Im vorliegenden Fall hat die belangte Behörde - in Verkennung der Rechtslage - relevante Feststellungen dahingehend unterlassen, ob der Beschwerdeführer bereits eine vor der freiwilligen Aufgabe seiner Arbeit am 30. November 1995 auf einen vierjährigen Zeitraum ordnungsgemäßer Beschäftigung gemäß Art. 6 Abs. 1 dritter Gedankenstrich des Assoziationsratsbeschlusses Nr. 1/80 - allenfalls auf einen dreijährigen Zeitraum ordnungsgemäßer Beschäftigung gemäß Art. 6 Abs. 1 zweiter Gedankenstrich des genannten Assoziationsratsbeschlusses - gegründete Zugehörigkeit zum österreichischen Arbeitsmarkt besaß, welche ihn im Lichte des genannten Urteiles des Europäischen Gerichtshofes dazu berechtigte, ohne Verlust des Anspruches gemäß Art. 6 Abs. 1 des Assoziationsratsbeschlusses Nr. 1/80 eine neue Arbeit bei einem anderen Arbeitgeber zu suchen. Bloß verneinendenfalls hätte die Feststellung der freiwilligen Aufgabe der Arbeit durch den Beschwerdeführer am 30. November 1995 für die Schlußfolgerung ausgereicht, daß er zum Zeitpunkt der Erlassung des angefochtenen Bescheides keine Berechtigung gemäß Art. 6 Abs. 1 dritter Gedankenstrich des Assoziationsratsbeschlusses Nr. 1/80 besaß. Hätte der Beschwerdeführer nämlich vor der freiwilligen Aufgabe seiner Arbeit am 30. November 1995 die Voraussetzungen gemäß Art. 6 Abs. 1 zweiter oder dritter Gedankenstrich des Assoziationsratsbeschlusses Nr. 1/80 so erfüllt, so hätte dies im Lichte des genannten Vorteiles nicht zum Verlust dieser Voraussetzungen geführt.
Der dem angefochtenen Bescheid anhaftende - sekundäre - Verfahrensfehler kann im übrigen auch nicht durch die - ebenfalls nicht ausreichende - Aussage in der Gegenschrift der belangten Behörde, daß die zentrale Frage der Beschwerde die Rechtsfolgen einer verschuldeten Arbeitslosigkeit während des Erwerbs von assoziationsrechtlichen Ansprüchen betreffe und nicht deren Folge nach bereits erworbenen Ansprüchen, beseitigt werden.
Der angefochtene Bescheid war daher gemäß § 42 Abs. 2 Z. 1 VwGG aufzuheben.
Die Kostenentscheidung beruht auf den §§ 47 ff VwGG i.V.m. der Verordnung des Bundeskanzlers BGBl. Nr. 416/1994. Auch die begehrten Stempelgebühren waren zuzusprechen, weil eine europarechtliche Ausnahme von der Gebührenpflicht vorliegend nicht ersichtlich ist (vgl. dazu Gutmann, Die Assoziationsfreizügigkeit türkischer Arbeitnehmer 1996, 109 f).

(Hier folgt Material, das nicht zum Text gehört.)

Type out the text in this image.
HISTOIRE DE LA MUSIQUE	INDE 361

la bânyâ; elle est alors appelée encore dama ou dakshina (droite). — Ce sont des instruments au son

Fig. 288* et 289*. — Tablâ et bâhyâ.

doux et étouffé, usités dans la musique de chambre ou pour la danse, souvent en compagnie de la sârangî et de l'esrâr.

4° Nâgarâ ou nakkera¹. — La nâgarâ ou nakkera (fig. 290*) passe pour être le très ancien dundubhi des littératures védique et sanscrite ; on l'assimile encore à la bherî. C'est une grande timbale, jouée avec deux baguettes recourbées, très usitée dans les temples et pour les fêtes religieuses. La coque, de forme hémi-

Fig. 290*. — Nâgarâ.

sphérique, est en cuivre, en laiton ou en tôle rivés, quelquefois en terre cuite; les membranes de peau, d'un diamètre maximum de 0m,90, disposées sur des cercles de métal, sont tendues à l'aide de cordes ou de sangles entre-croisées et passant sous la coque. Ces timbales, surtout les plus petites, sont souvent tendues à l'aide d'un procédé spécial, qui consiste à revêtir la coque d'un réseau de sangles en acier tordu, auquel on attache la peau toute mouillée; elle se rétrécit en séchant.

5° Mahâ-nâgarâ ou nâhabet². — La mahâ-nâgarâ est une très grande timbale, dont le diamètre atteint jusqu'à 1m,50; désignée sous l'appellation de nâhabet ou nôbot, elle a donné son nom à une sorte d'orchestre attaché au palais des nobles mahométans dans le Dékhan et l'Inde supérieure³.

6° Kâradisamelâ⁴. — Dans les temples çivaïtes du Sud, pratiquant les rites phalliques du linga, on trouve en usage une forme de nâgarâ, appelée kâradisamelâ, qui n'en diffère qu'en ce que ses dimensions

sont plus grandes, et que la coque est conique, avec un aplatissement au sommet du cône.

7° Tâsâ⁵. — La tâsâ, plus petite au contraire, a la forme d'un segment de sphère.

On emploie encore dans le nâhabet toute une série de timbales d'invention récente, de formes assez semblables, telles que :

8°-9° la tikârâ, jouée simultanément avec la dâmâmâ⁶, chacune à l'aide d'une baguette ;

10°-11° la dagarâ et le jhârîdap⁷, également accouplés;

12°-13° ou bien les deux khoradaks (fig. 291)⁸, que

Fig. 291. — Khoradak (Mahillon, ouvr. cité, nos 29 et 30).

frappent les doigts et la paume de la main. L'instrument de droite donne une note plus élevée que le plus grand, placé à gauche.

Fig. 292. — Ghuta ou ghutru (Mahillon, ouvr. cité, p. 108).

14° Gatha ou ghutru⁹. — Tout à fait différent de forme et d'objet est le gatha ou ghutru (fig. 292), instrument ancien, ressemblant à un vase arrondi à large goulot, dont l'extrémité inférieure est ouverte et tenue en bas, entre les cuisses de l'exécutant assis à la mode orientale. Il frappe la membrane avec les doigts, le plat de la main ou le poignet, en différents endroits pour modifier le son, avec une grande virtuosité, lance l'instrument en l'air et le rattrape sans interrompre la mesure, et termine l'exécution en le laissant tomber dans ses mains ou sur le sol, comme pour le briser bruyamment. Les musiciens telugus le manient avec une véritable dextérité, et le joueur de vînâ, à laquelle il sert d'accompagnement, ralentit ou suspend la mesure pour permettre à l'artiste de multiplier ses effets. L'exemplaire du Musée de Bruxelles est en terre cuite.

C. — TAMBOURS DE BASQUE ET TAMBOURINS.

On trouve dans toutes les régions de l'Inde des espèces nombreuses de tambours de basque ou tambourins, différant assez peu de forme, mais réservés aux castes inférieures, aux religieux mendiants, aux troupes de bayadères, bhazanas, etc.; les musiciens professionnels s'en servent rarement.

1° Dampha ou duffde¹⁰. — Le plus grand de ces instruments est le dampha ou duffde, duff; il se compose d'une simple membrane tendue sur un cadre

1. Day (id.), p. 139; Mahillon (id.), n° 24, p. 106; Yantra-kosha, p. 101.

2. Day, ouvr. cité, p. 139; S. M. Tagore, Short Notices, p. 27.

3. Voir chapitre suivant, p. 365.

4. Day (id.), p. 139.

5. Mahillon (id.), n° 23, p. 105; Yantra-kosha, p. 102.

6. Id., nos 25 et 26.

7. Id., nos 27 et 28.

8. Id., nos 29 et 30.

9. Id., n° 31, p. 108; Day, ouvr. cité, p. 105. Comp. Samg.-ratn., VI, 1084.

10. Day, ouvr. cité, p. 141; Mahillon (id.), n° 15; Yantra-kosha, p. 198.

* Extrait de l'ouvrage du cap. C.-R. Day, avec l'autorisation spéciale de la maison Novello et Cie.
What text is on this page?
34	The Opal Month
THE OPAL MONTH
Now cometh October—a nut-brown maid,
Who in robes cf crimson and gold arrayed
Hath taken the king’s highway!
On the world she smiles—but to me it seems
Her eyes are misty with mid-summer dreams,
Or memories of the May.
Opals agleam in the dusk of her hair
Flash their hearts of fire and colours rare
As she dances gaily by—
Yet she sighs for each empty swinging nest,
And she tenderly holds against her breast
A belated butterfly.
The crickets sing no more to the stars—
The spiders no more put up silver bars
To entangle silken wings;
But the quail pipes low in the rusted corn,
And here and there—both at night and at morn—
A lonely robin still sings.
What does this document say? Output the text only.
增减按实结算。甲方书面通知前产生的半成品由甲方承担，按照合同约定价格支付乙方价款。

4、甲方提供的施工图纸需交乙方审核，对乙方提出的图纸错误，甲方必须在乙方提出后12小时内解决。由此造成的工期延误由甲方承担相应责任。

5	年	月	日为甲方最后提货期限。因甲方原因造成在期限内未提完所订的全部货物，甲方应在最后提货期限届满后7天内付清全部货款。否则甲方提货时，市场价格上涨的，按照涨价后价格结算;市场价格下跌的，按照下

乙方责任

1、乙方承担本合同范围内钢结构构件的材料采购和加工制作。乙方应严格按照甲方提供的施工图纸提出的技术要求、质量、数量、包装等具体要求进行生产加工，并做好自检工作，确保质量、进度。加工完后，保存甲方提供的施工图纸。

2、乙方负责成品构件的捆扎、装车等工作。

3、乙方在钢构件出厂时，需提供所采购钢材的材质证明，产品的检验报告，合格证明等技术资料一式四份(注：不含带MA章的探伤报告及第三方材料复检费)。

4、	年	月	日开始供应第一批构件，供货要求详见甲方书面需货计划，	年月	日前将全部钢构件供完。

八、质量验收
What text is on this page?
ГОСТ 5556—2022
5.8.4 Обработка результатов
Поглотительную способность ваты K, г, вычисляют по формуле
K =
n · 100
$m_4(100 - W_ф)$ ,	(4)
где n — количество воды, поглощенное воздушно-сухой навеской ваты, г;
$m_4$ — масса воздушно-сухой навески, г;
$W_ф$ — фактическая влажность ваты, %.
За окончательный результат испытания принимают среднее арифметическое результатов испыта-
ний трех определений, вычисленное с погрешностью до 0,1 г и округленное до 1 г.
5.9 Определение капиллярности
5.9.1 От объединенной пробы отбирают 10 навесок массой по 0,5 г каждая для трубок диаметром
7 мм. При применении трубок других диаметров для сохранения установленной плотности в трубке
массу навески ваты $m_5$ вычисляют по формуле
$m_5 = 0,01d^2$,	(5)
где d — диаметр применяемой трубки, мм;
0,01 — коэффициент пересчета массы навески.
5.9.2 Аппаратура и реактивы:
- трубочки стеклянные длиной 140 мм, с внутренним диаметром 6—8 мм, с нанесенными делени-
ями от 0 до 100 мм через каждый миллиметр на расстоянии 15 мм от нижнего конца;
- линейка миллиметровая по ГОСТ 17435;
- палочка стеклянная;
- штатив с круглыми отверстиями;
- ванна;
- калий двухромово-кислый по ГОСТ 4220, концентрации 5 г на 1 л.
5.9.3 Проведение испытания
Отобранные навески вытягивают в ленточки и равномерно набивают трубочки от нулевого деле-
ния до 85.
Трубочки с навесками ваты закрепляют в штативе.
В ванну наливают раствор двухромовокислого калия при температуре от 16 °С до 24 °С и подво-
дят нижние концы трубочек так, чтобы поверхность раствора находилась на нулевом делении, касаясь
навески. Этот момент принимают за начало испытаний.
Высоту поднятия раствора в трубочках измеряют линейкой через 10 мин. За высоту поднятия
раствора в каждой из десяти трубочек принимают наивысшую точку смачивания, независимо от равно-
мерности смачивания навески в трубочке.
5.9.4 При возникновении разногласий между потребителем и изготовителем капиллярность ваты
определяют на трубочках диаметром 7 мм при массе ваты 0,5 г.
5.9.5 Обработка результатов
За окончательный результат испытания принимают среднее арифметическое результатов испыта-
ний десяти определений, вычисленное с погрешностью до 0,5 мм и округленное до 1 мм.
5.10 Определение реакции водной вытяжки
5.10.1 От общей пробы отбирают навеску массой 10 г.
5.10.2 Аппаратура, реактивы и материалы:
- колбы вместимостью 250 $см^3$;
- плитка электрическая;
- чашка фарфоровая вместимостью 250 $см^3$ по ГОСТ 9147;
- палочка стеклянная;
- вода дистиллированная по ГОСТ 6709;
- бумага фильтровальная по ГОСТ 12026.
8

Durch den damit erfolgten Ausspruch des Verwaltungsgerichtshofes in der Beschwerdesache selbst erübrigt sich auch eine Entscheidung über den Antrag des Beschwerdeführers, eine einstweilige Anordnung oder einstweilige Verfügung dahingehend zu erlassen, daß bis zur endgültigen Feststellung seiner Arbeitsmarktzugangsberechtigung vorläufig festgestellt werde, daß er berechtigt sei, eine Erwerbstätigkeit aufzunehmen.
Gerichtsentscheidung
EUGH 695J0171 Recep Tetik VORABEuropean Case Law Identifier (ECLI)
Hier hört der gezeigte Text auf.